Colleen Ballinger ukelele apology

Colleen Ballinger calls her ukelele apology video embarassing and says her ‘ego took over’

‘I’m really dissapointed in myself’

Colleen Ballinger has unfortunately returned to YouTube and addressed her infamous ukelele apology video which she posted in June. In case you missed the trainwreck that was her apology video, she denied allegations of grooming through a song.

And now in her first YouTube video in four months titled ‘fall vlog,’ she has acknowledged that the apology was “really embarrassing” and says her “ego took over.”

She said: “Obviously, the last video that I posted on here is really embarrassing, to say the least. I was being accused of some pretty awful things and I just was mad. I should have handled that situation with maturity and empathy, but instead, I just let my ego take over and I’m really disappointed in myself.”

Allegations against Coleen first emerged in 2020, but an NBC News report published in June shed new light on the situation as more members of Ballinger’s online fandom came forward.

According to the report, YouTuber Adam McIntyre made a video in 2020 alleging that Ballinger had “formed an inappropriate personal friendship with him while he was between the ages of 13 and 16, which included her sending him lingerie as a joke. He also alleged that Ballinger gave him access to her social media, helped her generate content ideas, and that they exchanged text messages for years.”

Colleen further responded to the allegations in her new video, saying: “Over the last 15 years of my career, there have been moments where I was immature and inappropriate with some of my comedy. And there were times when I did not put enough thought into my fan interactions.

“And because of that behaviour, people got hurt, and I am so sorry. I never wanted to hurt anybody, but it’s clear that I did and I feel so terrible about that.”

Colleen ended the video by saying that she plans to continue vlogging on YouTube from now on, and has since posted another two vlogs to her channel.

She continued her apology saying: “I am not a perfect person and there are plenty of things in my past that I wish I could go back and redo and fix and change. I don’t have control over any of that and I don’t have control over the things that people say about me, I only have control over my actions moving forward.

“So I’m going to do everything I can to make sure that I create a positive, kind, inclusive, safe space online with my content. And if you want to be part of my journey online, I would love to have you, and if not I completely understand.

“I do not expect anyone to welcome me back with open arms, I don’t expect to change anyone’s mind with this video. I just wanted to come on here and say that I’m sorry and I wanted to try to show people that it’s possible for someone to grow and learn and be better after making mistakes many years ago.”

Adam McIntyre has responded to Colleen’s new video and has speculated that Colleen only posted her new video because AdSense peaks in November and December, but also because YouTube’s Partner Program keeps accounts monetised if they upload within six months from their previous video.
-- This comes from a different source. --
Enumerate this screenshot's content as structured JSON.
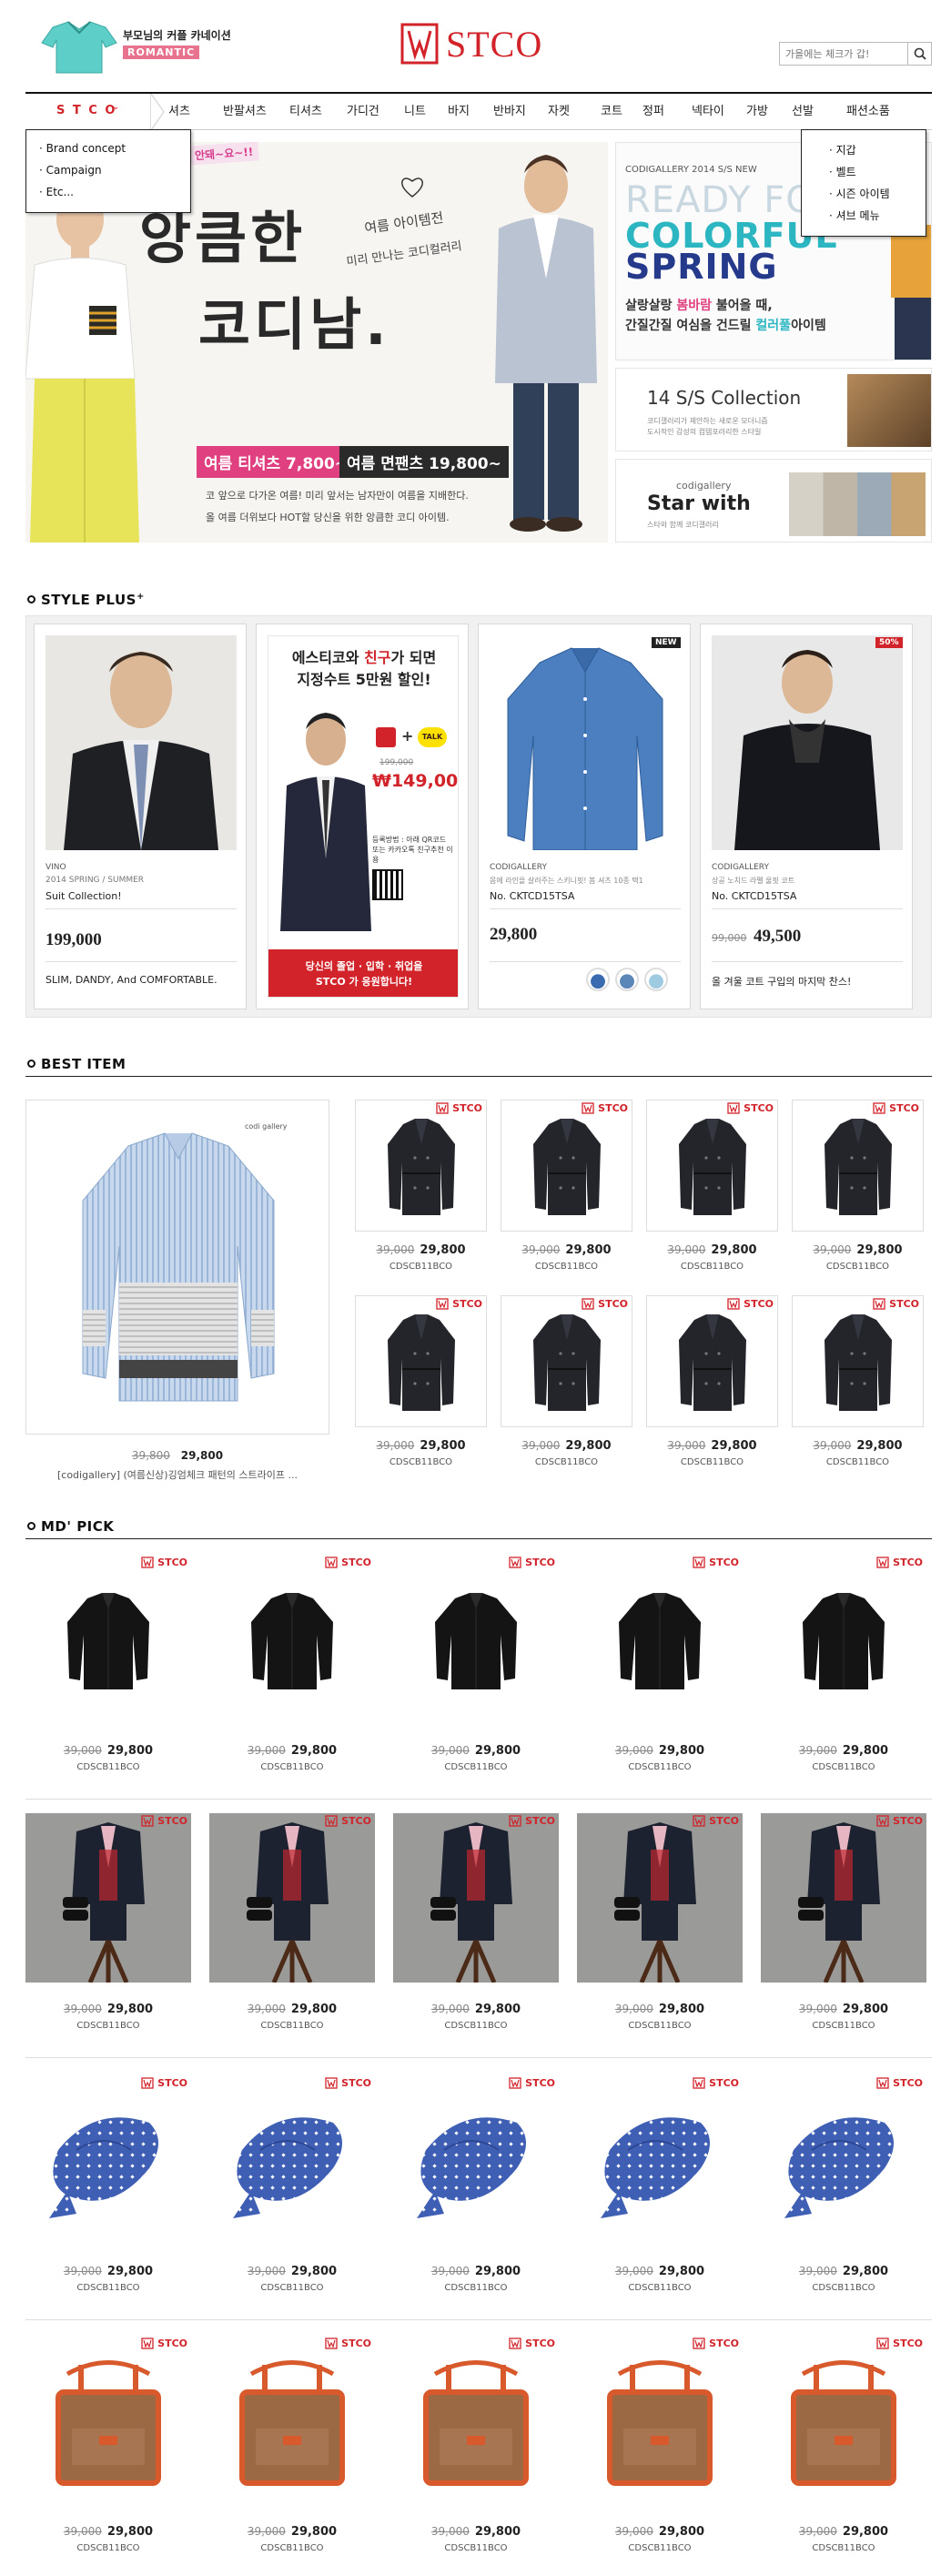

Google support confirms this, saying: “YouTube does reserve the right, at its discretion, to remove monetisation from channels if a channel is inactive and not uploading or posting Community posts for 6 months or more.”

In his reaction video Adam said: “As a YouTuber, you have six months before YouTube demonetises your YouTube channel, basically for inactivity. So she has come back just within that window, really close to it closing, so she could keep monetisation on her YouTube channel.” Adam also explained in his video that he has still not received a private message or personal apology from Colleen.